The vicious house fighting continues. Lt. Michaels and his men move toward my 1-2-4 German squad in F2. A lucky shot with my sniper in J1 shakes up a 2-5-4 squad as the American stack approaches the large building. My opponent presses on courageously and the American lieutenant and a 1-4-4 American squad with hero melee the German 1-2-4 squad. The small German squad is eliminated but it takes out the U.S. 1-4-4 squad. It’s not a bad tradeoff for me.
|The F2 building hex becomes a magnet for Americans and German soldiers and casualties mount.
The Germans in I2 and the Americans in G2 trade fire from across the street with little result.
The US tries to break the German defense by sending a hero out in H2 adjacent to Lt. Praun. The German sniper picks him off, wounding him. The American player sends a half squad out in the street but they’re just target practice for Lt. Praun. The US seems to be stuck at a standstill, unable to make any effective advance. I wonder when my opponent is going to start using those fate points. It’s really making me nervous now.
My sniper in J1 finishes off the American hero in H2 so he can’t use it to spot the adjacent German units.
The US player sends Lt. Michael and his men out into the street and Lt. Praun mows them down from I2.
Capt. Weiss watches as a small US half squad rushes across the street but holds fire as he knows more Americans are in the building across the street. “Let the little fish go,” he tells his men. “The real sharks are still inside.”
Unfortunately, this is where the American started spending his fate points. He uses all of his remaining FPs to reactivate the US half squad and it move it into J1, taking out my sniper. Suddenly, things don’t seem so rosy anymore for my Germans. I pull a 2-3-4 squad from down south back up north to take care of this pesky US 1-4-4 squad!
|US 1-4-4 squad shoots past the defenders and eliminates the German sniper.
I start to feel a bit uncomfortable about the southern approach into town now as the US starts low crawling some guys to the east. It’s slow progress for my opponent but it’s still a bit unnerving for me.
The only real good news is that Capt. Weiss shakes up Sgt. Hill and his men across the street. If they fail to rally then I can relax a bit.0
Unfortunately, the US starts making its rally rolls and things seem to be kind of coming apart.

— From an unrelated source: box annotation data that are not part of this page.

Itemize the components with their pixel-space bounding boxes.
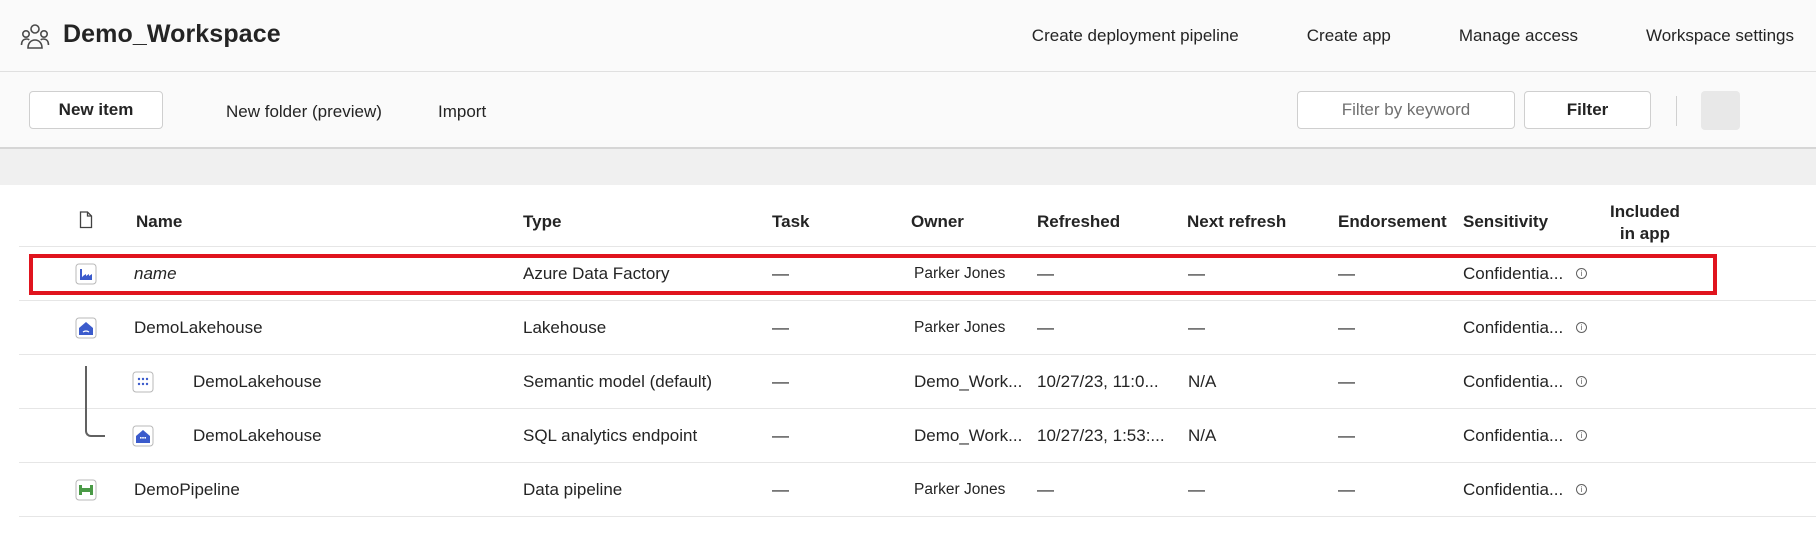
item-endorsement: — xyxy=(1338,372,1355,391)
workspace-header: Demo_Workspace Create deployment pipelin… xyxy=(0,0,1816,72)
item-task: — xyxy=(772,426,789,445)
table-row[interactable]: DemoPipeline Data pipeline — Parker Jone… xyxy=(19,463,1816,517)
column-header-endorsement[interactable]: Endorsement xyxy=(1338,212,1447,232)
header-actions: Create deployment pipeline Create app Ma… xyxy=(964,0,1794,72)
import-button[interactable]: Import xyxy=(438,102,486,122)
column-header-owner[interactable]: Owner xyxy=(911,212,964,232)
item-task: — xyxy=(772,480,789,499)
item-name[interactable]: DemoLakehouse xyxy=(193,409,322,463)
item-name[interactable]: name xyxy=(134,247,177,301)
gray-band xyxy=(0,149,1816,185)
semantic-model-icon xyxy=(132,371,154,393)
info-icon[interactable]: i xyxy=(1576,322,1587,333)
item-owner: Parker Jones xyxy=(914,319,1006,336)
sql-endpoint-icon xyxy=(132,425,154,447)
toolbar-divider xyxy=(1676,96,1677,126)
column-header-task[interactable]: Task xyxy=(772,212,810,232)
column-header-name[interactable]: Name xyxy=(136,212,182,232)
create-app-button[interactable]: Create app xyxy=(1307,26,1391,46)
filter-button[interactable]: Filter xyxy=(1524,91,1651,129)
item-type: Data pipeline xyxy=(523,480,623,499)
item-type: SQL analytics endpoint xyxy=(523,426,698,445)
manage-access-button[interactable]: Manage access xyxy=(1459,26,1578,46)
included-line-2: in app xyxy=(1619,224,1670,243)
included-line-1: Included xyxy=(1610,202,1680,221)
info-icon[interactable]: i xyxy=(1576,376,1587,387)
item-next-refresh: N/A xyxy=(1188,426,1217,445)
item-refreshed: — xyxy=(1037,264,1054,283)
workspace-people-icon xyxy=(20,24,50,49)
item-refreshed: 10/27/23, 11:0... xyxy=(1037,372,1159,391)
new-item-button[interactable]: New item xyxy=(29,91,163,129)
column-header-type[interactable]: Type xyxy=(523,212,561,232)
item-name[interactable]: DemoPipeline xyxy=(134,463,240,517)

The American player moves Lt. Michael adjacent to the Germans, which allows his guys to start shooting at my now spotted units. I quickly put a stop to that by eliminating the leader in melee.
In the south, however, the Americans are a small but persistent group. The hero moves near Lt. Frietag and is wounded. The US 2-5-4 follows in from behind and jumps into melee with Frietag and his men. They both eliminate each other. Now there are no Germans to cover the southern approach and the US has a hero down there!
|In the south of town, the US manages to take out the German’s defenses.
Capt. Weiss fires at the hero but misses. My opponent uses this opportunity to advance two full US squads to the east and into the nearby buildings.
Turn 8: Last Turn
The US hero starts rockin’ the south, storming through buildings like crazy and cranking up the VPs for the US player. I can only try and stop the bleeding at this point and hope that it’s enough. I send one of my German squads up adjacent to the two US squads in J1. Both of the American player’s suads opportunity fire at the advancing Germans, tying everyone up for the rest of the turn.
|The German 2-3-4 moves adjacent to two US squads but the other Americans advance effortlessly.
The American half squad that so bravely pushed past my defenses is activated. It takes two buildings, which hurts my final VP tally considerably.
The real problem is when the unforeseen happens and my opponent sends in a lonely 1-4-4 squad to melee Lt. Frietag. Although the US is outnumbered, this effectively wrestles control of the building away from the Germans. The result is a 4-4 stalemate.
What started out as a cakewalk for the Germans ended up being a real nail-biter in the last few turns of the game. Thanks to some good use of FPs for the Americans and just the right amount of pressure, The American player turned out a pretty nice result from what looked like certain defeat. Nicely played!